In May 2000 Mr. Berthiaume again advised IT/NET it could no longer sub-contract him. Mr. Berthiaume was seeking an additional pay increase. When IT/NET explained it could not give him what he was looking for Mr. Berthiaume left IT/NET and allowed Pertinex Software Authority to use his name when biding for contracts. In 2000 Pertinex was successful with its bid to SXID. Mr. Berthiaume continued as a consultant with SXID through Pertinex.
IT/NET sued Mr. Berthiaume for breach of contract.
The Ontario Superior Court of Justice found although the master agreement between Mr. Berthiaume and IT/NET continued in effect until June 2000 the non-solicitation and non-competition clauses were unenforceable. These clauses were contrary to public policy, overly broad, and unduly vague.
Mr. Berthiaume, however, breached his duty of confidentiality. Although he was not a fiduciary Mr. Berthiaume had both a contractual and common law duty not to exploit confidential information obtained while working with IT/NET. In using this information a contract opportunity was diverted to Pertinex.
Although Mr. Berthiaume was not an employee he was the only individual with the opportunity to develop a relationship with the federal government. He knew the work environment as well as the key people involved with personnel decision-making.
IT/NET did the legwork to get contracts with SXID. It reasonably expected to profit from this investment. Mr. Berthiaume knew SXID’s need for a Consultant, the technical requirements of the position, as well as the proposals which were successful in the past. This was confidential information acquired as a consequence of his relationship with IT/NET which Mr. Berthiaume had an obligation not to exploit for his own benefit.
The Court awarded IT/NET damages for lost revenue in the amount of $22,000.00 as well as punitive damages.

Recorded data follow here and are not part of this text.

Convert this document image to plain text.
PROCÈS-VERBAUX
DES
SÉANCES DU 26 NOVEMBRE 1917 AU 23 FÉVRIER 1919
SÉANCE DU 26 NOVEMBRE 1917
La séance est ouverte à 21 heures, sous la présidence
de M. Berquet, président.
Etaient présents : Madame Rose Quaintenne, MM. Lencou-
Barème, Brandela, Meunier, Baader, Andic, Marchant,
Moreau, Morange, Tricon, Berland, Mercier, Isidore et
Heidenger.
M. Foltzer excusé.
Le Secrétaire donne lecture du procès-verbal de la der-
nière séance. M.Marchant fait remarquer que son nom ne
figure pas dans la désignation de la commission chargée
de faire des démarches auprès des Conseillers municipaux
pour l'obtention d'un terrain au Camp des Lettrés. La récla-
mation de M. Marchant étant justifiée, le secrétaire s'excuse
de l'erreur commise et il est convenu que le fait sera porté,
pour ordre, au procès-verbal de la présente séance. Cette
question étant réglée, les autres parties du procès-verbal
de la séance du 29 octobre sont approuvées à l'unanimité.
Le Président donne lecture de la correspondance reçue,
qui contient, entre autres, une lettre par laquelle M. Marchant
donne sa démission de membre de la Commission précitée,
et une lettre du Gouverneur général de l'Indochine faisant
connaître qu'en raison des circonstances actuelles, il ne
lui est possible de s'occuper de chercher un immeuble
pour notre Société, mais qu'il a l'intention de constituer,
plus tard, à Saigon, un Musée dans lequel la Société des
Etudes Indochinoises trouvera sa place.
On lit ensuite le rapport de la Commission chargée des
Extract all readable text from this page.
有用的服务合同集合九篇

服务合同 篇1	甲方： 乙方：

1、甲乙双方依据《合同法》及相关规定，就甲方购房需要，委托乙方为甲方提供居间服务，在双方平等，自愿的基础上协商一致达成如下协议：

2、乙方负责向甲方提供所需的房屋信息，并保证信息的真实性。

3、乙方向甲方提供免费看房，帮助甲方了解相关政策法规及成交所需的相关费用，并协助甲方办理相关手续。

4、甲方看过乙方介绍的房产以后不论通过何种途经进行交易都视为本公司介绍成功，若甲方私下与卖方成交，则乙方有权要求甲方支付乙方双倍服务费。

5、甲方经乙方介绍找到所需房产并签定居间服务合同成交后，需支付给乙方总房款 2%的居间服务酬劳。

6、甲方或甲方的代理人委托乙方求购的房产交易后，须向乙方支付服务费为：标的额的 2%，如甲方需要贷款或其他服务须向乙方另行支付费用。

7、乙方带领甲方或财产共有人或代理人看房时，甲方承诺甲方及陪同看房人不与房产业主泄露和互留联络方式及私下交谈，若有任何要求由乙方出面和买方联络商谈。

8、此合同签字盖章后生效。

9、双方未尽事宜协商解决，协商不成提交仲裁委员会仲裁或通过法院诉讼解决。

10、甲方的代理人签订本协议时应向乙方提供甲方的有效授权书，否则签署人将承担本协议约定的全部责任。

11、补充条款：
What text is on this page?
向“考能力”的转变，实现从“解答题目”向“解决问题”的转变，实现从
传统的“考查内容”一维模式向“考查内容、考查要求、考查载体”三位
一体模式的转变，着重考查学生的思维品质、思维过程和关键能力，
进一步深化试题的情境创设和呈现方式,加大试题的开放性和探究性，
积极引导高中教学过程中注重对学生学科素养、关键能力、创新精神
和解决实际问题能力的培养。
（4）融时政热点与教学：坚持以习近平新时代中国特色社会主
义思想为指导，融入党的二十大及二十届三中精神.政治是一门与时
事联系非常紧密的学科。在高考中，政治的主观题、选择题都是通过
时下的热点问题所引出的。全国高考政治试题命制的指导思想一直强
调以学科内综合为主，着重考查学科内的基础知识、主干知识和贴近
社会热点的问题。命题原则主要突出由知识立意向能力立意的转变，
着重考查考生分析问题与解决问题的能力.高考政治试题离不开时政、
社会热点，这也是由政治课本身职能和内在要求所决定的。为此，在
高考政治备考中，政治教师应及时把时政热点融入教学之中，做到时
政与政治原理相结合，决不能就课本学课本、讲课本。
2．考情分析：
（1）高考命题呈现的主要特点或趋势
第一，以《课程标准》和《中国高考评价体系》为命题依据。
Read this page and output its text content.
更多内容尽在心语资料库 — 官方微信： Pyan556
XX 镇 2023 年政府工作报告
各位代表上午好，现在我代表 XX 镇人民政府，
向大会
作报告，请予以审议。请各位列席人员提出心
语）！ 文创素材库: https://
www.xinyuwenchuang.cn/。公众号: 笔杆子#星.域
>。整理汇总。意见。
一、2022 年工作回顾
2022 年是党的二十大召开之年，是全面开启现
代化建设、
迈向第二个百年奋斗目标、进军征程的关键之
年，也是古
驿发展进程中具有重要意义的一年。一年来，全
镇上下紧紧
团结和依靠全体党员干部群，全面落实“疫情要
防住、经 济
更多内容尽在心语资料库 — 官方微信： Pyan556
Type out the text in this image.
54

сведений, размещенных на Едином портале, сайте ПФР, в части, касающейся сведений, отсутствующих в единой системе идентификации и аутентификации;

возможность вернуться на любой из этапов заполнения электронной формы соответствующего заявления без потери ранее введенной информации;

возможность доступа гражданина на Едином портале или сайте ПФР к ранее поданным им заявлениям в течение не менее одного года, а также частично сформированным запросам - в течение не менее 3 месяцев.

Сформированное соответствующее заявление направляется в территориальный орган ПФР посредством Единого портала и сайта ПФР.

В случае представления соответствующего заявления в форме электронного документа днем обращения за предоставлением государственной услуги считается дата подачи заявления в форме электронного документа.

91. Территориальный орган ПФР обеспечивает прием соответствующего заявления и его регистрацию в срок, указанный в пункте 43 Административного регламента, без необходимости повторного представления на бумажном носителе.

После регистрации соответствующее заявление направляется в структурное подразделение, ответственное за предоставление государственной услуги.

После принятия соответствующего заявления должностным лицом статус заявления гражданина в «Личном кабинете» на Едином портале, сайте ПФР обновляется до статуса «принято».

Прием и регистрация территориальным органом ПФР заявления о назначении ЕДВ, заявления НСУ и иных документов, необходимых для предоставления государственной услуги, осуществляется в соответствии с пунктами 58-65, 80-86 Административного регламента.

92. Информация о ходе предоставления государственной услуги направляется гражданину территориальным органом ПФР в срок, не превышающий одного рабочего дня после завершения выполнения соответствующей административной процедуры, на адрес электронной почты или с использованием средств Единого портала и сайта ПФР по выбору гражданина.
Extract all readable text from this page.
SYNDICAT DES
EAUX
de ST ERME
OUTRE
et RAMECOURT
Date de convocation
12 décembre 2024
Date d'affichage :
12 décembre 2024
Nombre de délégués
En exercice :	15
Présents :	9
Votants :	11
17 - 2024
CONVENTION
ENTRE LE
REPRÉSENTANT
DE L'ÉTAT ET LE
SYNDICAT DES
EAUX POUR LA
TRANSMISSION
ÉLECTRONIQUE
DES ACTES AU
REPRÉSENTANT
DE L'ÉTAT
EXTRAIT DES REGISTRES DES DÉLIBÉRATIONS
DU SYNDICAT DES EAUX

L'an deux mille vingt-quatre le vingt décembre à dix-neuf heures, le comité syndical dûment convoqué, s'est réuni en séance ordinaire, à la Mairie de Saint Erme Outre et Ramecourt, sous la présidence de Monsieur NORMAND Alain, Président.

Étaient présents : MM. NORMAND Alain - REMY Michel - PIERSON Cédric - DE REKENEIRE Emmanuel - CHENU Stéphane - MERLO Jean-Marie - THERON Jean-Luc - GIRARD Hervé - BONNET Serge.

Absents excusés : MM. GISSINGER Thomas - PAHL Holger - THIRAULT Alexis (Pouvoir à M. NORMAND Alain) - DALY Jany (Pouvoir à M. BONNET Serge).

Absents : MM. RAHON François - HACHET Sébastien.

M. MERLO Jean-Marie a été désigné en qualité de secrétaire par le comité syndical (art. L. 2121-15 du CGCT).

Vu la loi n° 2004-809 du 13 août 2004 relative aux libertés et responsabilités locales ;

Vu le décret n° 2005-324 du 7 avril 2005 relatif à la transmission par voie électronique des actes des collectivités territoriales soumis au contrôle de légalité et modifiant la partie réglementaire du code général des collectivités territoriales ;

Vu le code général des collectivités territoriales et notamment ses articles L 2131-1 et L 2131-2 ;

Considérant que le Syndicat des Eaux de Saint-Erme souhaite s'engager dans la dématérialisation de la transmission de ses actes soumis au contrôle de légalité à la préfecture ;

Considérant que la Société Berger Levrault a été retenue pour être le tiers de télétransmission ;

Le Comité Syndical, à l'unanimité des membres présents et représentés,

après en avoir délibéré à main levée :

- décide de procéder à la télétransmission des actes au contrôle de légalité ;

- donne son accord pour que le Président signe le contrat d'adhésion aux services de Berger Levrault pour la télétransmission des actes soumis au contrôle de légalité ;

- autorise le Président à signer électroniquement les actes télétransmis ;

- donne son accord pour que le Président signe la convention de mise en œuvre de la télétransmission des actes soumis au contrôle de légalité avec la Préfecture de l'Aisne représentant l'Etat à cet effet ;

IT/NET v. Berthiaume demonstrates the benefit of a clearly worded contract as a tool for protection against unfair competition. An agreement entered into prior to commencement of a relationship, whether as an employee or independent contractor, will be enforceable when there is no duress, the evidence establishes it was a product of negotiation, and the equity of the situation supports the protection of the organizations interests.